In fact, a look at one of the most common hand soap brands boasts seven different fragrances, formaldehyde-releasing preservatives and dyes, just so your cucumber-scent hand soap can look green! 

Please avoid scented liquid hand soaps including natural varieties with ingredients like lavender, rose, bergamot or pumice particle which are unnecessary — not to mention very pricey.   Repeated use of these products will increase the dryness of your hands leading to small fissures (open sores) on your skin which could increase your risk of infection.  
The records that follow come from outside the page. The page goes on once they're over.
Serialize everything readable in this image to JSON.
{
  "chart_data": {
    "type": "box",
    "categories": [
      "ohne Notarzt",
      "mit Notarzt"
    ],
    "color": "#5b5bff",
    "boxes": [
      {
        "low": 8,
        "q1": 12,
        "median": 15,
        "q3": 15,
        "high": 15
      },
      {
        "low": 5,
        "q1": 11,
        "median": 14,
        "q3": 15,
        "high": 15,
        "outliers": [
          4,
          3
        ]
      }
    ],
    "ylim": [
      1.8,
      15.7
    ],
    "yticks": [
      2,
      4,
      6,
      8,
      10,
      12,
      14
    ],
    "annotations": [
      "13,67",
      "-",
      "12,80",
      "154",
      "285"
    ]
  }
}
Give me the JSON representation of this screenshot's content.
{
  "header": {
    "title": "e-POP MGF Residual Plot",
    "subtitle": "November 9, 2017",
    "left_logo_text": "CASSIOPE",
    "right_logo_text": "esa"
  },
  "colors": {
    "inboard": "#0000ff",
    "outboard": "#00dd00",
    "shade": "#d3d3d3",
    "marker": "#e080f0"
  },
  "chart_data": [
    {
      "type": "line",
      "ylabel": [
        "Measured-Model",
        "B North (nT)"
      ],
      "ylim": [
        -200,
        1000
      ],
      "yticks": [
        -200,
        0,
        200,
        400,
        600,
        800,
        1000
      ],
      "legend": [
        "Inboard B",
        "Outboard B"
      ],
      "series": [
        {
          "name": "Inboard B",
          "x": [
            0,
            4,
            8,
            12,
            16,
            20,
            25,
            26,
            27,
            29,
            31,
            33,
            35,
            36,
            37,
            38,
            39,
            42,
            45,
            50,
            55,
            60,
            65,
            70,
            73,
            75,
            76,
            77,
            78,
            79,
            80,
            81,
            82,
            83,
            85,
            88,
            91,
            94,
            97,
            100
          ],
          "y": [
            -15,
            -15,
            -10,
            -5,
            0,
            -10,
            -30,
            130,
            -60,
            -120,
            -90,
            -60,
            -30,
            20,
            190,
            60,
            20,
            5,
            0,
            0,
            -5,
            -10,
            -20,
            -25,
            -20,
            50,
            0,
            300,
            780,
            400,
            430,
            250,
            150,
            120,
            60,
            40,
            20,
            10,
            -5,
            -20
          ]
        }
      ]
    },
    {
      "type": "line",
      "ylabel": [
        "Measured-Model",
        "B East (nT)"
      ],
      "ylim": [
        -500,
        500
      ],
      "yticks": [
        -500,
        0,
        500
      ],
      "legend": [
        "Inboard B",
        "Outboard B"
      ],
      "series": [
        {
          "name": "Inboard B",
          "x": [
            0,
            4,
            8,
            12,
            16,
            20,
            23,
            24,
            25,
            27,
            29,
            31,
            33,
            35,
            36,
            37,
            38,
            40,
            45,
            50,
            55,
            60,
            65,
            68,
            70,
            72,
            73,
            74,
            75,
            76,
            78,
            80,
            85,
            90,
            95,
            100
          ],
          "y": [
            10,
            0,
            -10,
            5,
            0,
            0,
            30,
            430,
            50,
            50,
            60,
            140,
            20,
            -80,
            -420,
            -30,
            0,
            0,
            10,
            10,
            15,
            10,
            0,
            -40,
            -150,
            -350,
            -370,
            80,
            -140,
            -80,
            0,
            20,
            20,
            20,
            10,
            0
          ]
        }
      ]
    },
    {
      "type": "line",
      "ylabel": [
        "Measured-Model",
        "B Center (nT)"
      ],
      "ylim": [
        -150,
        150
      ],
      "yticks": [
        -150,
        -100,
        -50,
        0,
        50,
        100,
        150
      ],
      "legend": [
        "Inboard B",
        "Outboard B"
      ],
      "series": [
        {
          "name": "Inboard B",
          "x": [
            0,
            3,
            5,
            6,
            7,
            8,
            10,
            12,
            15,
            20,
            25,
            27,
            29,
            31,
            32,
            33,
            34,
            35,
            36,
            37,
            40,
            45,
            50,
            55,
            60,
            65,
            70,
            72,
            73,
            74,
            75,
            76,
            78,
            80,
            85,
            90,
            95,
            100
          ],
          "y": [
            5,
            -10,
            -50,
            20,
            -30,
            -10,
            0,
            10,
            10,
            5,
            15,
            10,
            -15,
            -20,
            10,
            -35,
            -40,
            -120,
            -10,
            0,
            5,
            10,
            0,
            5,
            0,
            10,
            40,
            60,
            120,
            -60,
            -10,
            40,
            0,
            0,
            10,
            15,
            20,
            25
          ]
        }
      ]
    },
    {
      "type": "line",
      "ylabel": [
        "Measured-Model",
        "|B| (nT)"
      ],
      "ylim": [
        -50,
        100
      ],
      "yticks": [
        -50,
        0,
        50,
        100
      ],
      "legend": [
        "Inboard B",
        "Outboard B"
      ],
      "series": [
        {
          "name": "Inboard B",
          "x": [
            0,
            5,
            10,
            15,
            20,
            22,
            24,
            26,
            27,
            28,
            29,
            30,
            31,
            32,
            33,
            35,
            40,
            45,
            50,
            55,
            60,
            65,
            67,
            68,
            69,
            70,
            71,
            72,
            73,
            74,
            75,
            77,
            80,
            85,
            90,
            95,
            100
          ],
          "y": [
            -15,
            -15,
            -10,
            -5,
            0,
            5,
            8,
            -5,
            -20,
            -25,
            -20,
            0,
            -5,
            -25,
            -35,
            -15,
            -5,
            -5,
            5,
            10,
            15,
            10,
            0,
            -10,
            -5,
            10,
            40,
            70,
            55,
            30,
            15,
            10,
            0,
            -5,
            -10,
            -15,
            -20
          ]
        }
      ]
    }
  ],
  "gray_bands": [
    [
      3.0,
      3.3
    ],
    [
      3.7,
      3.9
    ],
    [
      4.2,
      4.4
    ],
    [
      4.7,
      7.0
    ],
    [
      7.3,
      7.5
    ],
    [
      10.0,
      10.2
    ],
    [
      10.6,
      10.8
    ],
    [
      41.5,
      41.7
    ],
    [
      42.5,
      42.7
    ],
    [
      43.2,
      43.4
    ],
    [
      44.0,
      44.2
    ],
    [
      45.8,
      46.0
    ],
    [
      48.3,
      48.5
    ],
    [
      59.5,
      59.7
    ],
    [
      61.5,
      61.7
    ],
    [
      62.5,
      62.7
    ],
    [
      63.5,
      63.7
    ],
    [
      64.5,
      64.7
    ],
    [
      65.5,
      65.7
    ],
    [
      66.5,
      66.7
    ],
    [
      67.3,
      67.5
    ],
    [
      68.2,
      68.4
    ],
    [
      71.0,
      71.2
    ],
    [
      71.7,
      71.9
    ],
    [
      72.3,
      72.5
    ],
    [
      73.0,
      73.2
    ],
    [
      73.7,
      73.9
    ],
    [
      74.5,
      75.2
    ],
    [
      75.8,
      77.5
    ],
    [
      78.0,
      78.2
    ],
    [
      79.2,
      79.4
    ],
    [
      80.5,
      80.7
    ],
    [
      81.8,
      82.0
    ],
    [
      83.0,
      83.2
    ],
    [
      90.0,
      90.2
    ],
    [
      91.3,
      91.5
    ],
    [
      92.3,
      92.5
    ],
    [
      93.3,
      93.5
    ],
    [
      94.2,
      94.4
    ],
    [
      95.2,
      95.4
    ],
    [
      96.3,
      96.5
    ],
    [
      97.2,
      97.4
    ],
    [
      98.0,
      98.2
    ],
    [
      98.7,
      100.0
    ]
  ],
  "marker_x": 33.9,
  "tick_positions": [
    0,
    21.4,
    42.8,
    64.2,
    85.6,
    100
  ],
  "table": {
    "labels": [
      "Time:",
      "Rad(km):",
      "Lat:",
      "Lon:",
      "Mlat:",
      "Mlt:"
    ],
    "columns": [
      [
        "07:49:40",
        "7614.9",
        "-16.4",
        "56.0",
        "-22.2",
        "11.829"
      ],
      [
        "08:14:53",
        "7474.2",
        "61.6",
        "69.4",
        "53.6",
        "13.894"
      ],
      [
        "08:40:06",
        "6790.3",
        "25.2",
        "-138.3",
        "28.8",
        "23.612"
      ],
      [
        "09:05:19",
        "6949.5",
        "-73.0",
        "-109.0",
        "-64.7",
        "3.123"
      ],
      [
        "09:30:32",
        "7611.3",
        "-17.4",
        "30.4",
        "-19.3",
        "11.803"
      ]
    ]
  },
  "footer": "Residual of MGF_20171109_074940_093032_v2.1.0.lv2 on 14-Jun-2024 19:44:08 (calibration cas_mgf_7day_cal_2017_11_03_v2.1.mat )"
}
Washing your hands is a not a beauty or perfuming ritual, it’s about your health.  

HOW TO WASH YOUR HANDS 

Washing your hands is ideally a six-step process: 

1. Run your hands under warm water 

2. Apply your cleansing bar 

3. Lather for at least 20 seconds, paying attention to the palms and back of each hand, between the fingers, thumbs and under the nails. 

4. Rinse well  

5. Pat completely dry 

6. Apply a moisturizer 

APPLY A HAND REPARATIVE CREAM EVERY TIME YOU SANITISE OR WASH YOUR HANDS.  

Applying a reparative cream post-wash is key to preventing dry, chapped skin and fissures on the hands.  It has been the key to keeping health care workers hands healthy, who on an average day sanitize or wash their hands over 50 times per shift.   

Like my advice regarding liquid hand soaps, moisturizes should not be selected based on scent.  Fragrance is an irritant that can potentially dry out your skin even more. 

Below is a list of hand-specific repairing moisturizers to use after washing or sanitizing to help prevent dryness and fissures.  

Bioderm Atoderm Hand and Nail cream 

CeraVe Therapeutic Hand Cream 

Uriage Bariederm Hand Cream 

Cetaphil Barrier Cream 

La Roche Posey Cicaplast hands 

Avene Cicalfate Hand cream 

WEAR NON-LATEX RUBBER GLOVES FOR ALL WATER WORK 

Your hands take enough of a beating from hand washing, sanitizing and personal grooming, so, it is important to avoid unnecessary exposure to water for any other reason.   

For this reason, I recommend wearing a non-latex re-usable rubber glove (I like Mr. Clean Bliss latex free gloves) for all water work, including doing the dishes and washing the car.